For taxes, look for the current tax bill from the county web site. If you are unable to find the current bill, estimate a 2% to 3% increase from last year’s tax bill. Some counties have set a limit on property tax increases. To be safe, you can add the maximum allowed increase from last year’s bill.
There are two more expenses that I would include in this analysis that the broker did not include: Management and reserves. I recommend adding in a management fee equal to 6% to 8% of EGI for small apartments. You can call different property management companies to get some bids for the property. I’ve seen fees as high as 10% for small residential properties. For larger properties with more units, those fees will go down to 3% to 4%.
There are differing opinions on adding a management fee. Some brokers might argue that you could manage the property yourself. That may be true, but you would still want to be compensated for the time and energy you expend on managing a property. Furthermore, if you are a novice investor, you may find that managing a rental is way over your head. If you end up contracting with a management company, you will be eating into your cash flow because you failed to adjust the price accordingly when you made your purchase.
The other expense you most certainly want to add is a $250 to $300/unit annual reserve. This is the amount you should set aside for major repairs and capital improvements. Even if you don’t feel the need to set this money aside, when you go to sell, the subsequent buyer will likely price his offer assuming a certain amount of reserves.
Once you deduct an annual management fee of 8% of EGI ($1,512) and reserves of $500 or $250/unit from the EGI, then your NOI would be $11,888.
As mentioned previously, the price you offer will be directly related to the NOI, i.e. the bottom line of the operating statement.
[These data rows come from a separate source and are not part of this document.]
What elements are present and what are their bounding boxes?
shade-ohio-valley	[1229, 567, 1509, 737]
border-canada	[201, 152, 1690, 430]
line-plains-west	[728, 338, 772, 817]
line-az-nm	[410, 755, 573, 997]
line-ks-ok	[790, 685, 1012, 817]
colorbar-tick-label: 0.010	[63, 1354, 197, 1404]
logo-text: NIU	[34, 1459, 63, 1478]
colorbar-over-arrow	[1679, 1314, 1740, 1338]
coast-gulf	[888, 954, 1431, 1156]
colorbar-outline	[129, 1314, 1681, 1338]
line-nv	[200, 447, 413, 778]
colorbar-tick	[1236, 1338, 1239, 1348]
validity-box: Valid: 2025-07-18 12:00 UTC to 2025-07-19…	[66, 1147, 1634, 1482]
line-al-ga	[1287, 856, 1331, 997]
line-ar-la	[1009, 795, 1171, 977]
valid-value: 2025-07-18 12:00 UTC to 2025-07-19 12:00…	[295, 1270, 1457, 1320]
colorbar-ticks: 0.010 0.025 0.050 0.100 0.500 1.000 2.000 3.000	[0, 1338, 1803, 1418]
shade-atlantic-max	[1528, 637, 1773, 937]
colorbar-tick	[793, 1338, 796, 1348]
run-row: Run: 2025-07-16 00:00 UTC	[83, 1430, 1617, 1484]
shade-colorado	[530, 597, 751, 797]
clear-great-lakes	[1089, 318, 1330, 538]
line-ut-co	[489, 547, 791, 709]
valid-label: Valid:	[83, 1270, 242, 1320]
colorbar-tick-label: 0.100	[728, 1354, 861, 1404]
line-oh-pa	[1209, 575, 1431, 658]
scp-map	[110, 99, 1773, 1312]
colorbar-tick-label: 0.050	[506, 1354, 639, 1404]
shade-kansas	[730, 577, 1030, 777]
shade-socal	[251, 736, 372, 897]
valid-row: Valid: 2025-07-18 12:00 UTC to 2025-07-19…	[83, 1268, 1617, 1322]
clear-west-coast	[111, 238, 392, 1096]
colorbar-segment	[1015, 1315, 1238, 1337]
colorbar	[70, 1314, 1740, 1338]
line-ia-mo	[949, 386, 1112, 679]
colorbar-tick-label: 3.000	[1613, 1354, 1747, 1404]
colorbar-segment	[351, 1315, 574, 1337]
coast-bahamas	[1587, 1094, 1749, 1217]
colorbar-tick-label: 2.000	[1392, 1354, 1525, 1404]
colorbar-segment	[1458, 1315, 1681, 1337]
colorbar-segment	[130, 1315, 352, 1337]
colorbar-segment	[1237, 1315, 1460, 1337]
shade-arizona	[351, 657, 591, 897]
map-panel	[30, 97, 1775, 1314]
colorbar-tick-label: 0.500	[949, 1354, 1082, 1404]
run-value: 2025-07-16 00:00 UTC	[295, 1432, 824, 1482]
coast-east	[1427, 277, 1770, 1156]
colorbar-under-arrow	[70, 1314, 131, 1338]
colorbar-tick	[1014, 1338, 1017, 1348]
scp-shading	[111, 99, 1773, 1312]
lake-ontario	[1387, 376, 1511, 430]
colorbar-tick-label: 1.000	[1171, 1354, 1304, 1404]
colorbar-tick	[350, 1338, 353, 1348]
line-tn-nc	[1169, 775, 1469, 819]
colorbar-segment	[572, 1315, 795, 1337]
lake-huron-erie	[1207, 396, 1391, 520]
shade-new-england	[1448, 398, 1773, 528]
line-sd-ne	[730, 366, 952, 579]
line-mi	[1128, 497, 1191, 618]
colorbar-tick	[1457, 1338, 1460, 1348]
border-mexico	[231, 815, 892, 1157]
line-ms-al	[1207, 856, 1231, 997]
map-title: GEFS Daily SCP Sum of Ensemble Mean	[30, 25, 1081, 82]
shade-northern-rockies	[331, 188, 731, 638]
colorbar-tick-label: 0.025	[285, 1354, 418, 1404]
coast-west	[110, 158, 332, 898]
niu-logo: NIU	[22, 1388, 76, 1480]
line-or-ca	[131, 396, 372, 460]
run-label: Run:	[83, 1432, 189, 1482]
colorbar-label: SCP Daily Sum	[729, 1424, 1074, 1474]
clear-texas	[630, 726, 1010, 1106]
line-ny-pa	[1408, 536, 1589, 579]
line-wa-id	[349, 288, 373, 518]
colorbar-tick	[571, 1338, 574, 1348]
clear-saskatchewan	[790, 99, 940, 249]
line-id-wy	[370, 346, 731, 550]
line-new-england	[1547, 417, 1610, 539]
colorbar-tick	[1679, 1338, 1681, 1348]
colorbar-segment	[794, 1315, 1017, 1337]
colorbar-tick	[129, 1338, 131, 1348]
The price of a property is related to NOI through the capitalization rate or cap rate. The cap rate is the before-debt return that you and the market in general require on a certain property given the risks of owning the property.
In the example case, the broker is implying that the property is worth an approximate 7.77% cap rate, or that the buyer should expect to receive a 7.77% return on the price (before debt payment). That is, if you take the broker’s estimated net operating income of $13,900 and divide it by the asking price of $179,000, you arrive at an approximate 7.77% cap rate.
If 7.77% is truly the market cap rate for such a property, and if that is the before-debt return you would like to achieve in your investment, then you would not pay $179,000, but rather $153,000. That is you would take your new estimate of $11,888 and divide by the given cap rate of 7.77%. In looking at the difference in price, you can see why it’s so important not to ignore expenses such as management and reserves.
Unfortunately, when you are buying or selling properties this small, you often have to compete with unsophisticated buyers who will more often than not fail to properly analyze the property. Because of this, these types of buyers will drive prices up to artificial levels and will outbid more experienced investors. Luckily, there are fewer of those these days and plenty of such properties available on the market. Therefore, if you are venturing into your first investment, tread lightly and be conservative in your NOI and cap rate estimates. You will be rewarded for your due diligence.